A volte mi chiedo
perché in Italia (come altrove) la cosiddetta
“meritocrazia” viene invocata solo nei riguardi
dei lavoratori subordinati e dipendenti, che
sono sempre più soggetti e vincolati a parametri
di efficienza produttiva, vale a dire per
costringerli a farsi sfruttare in modo
crescente, mentre tali principi meritocratici
non valgono e non vengono applicati nei
confronti dei quadri e dei livelli padronali,
ossia per i megadirigenti e i supermanager che
percepiscono profitti e compensi abnormi a
prescindere dal rendimento e dai risultati
ottenuti. Si pensi, ad esempio, al caso dei
dirigenti responsabili del fallimento
dell’Alitalia o ad altri scandali e bancarotte
indubbiamente eclatanti nella storia recente.
E’ evidente che
un sistema economico che pretenda di essere
meritocratico (solo a chiacchiere) non potrebbe
conciliarsi con la realtà di un paese
clamorosamente ingiusto e sperequato,
eccezionalmente sprecone, corrotto e mafioso
come l’Italia.
Un assetto
economico privo di ogni criterio di giustizia
sociale e materiale, di democrazia economica e
di equa redistribuzione del reddito nazionale,
in cui si registrano comportamenti furbeschi,
spregevoli e cialtroneschi e in cui si evidenzia
il primato mondiale dell’evasione fiscale, in
cui si pretende di imporre a lavoratori già
fortemente precarizzati e sottosalariati uno
standard di meritocrazia e di efficienza
produttiva in senso unilaterale, rischia di
degenerare in modo ineluttabile, provocando
iniquità, divaricazioni e sperequazioni
assolutamente crescenti e inaccettabili,
scatenando contraddizioni sociali drammatiche ed
esplosive. Specialmente in una fase storica
segnata da una grave crisi economico-recessiva
come quella attuale, una crisi che è di natura
sistemica e strutturale, diffusa su scala
globale.
Pensare
(ingenuamente) di introdurre una concezione
meritocratica in Italia, come dappertutto,
equivale a compiere una vera rivoluzione sociale
e materiale, etica e culturale.
Ritengo che
proprio per adottare un regime di autentica
meritocrazia sia necessario promuovere e
sostenere una profonda trasformazione sia
nell’assetto sociale che nella mentalità
dominante, attuando un cambiamento radicale ed
epocale sul versante economico-strutturale e
politico-culturale.
In altri termini,
la vera meritocrazia è possibile solo in una
società formata da lavoratori liberi ed uguali,
vale a dire in una società comunista:
"una
società dove ognuno produce secondo le sue
possibilità e riceve secondo i suoi bisogni".

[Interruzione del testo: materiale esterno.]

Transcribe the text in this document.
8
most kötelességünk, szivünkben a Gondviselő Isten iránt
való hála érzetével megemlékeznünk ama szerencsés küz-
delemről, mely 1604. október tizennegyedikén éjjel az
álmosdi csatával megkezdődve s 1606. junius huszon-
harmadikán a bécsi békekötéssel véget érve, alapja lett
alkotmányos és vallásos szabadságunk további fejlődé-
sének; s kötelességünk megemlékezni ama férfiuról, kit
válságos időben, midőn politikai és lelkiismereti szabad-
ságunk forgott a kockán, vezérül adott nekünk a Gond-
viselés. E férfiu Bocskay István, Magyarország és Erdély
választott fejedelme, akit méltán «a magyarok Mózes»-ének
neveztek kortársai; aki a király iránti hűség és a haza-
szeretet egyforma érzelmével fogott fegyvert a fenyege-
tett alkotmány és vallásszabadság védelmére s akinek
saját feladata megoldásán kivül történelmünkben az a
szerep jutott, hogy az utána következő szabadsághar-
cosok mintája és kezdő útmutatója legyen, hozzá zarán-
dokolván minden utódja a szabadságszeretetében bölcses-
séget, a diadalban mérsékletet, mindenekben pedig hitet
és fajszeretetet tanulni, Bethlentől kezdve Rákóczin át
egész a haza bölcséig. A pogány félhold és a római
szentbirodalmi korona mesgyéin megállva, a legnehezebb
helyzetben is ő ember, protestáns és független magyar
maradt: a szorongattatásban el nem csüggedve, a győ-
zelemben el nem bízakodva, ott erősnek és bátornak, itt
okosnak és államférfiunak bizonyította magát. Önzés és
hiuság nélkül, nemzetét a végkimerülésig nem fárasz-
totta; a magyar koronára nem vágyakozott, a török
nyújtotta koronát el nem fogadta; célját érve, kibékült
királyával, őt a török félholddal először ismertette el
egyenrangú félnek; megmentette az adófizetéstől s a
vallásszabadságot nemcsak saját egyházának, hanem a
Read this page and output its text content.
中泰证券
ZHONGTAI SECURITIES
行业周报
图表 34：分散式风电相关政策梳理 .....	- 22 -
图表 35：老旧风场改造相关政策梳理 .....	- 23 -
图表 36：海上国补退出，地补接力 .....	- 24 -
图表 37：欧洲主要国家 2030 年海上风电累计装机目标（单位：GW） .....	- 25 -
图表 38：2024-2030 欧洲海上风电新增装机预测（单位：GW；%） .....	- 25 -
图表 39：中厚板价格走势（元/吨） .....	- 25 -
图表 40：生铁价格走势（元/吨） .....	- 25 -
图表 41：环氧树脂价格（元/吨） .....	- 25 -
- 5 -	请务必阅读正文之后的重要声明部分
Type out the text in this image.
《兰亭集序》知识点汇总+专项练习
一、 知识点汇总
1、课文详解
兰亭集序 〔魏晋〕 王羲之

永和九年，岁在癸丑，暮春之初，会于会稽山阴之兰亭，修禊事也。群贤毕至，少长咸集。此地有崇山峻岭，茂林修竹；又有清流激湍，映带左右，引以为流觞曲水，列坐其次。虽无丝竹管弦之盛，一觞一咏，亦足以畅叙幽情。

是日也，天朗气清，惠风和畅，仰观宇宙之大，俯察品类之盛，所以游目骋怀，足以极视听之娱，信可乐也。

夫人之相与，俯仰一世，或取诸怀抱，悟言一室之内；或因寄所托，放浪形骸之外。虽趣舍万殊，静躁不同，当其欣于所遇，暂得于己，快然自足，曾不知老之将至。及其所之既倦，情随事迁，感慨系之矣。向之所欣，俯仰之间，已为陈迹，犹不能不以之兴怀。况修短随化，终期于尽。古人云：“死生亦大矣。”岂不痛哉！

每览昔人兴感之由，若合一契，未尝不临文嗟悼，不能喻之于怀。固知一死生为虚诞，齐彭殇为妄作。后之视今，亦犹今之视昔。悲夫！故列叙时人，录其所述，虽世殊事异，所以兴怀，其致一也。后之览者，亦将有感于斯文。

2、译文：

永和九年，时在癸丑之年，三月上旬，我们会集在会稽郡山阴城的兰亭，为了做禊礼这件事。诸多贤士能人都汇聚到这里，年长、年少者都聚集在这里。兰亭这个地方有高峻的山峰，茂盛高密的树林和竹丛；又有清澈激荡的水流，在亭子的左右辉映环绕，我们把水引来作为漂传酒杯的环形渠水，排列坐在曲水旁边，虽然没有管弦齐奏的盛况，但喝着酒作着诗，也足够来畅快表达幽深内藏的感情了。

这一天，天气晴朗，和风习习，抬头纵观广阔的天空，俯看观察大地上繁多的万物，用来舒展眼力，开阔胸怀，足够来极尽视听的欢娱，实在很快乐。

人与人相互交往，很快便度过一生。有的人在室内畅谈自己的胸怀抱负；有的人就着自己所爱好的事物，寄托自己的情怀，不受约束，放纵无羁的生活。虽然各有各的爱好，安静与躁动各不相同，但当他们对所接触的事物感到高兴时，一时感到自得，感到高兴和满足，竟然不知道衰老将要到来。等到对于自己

Questo è un modello di società estremamente
meritocratica, prima ancora che democratica…
Dunque,
l'antitesi tra comunismo e meritocrazia è solo
apparente. Con buona pace (e scandalo) dei
ciarlatani e dei farisei dell’ideologia
filo-capitalista: mi riferisco ai falsi
liberisti, ai finti fautori e apologeti del
sistema meritocratico quali, ad esempio,
Berlusconi, Tremonti, Tronchetti Provera & soci.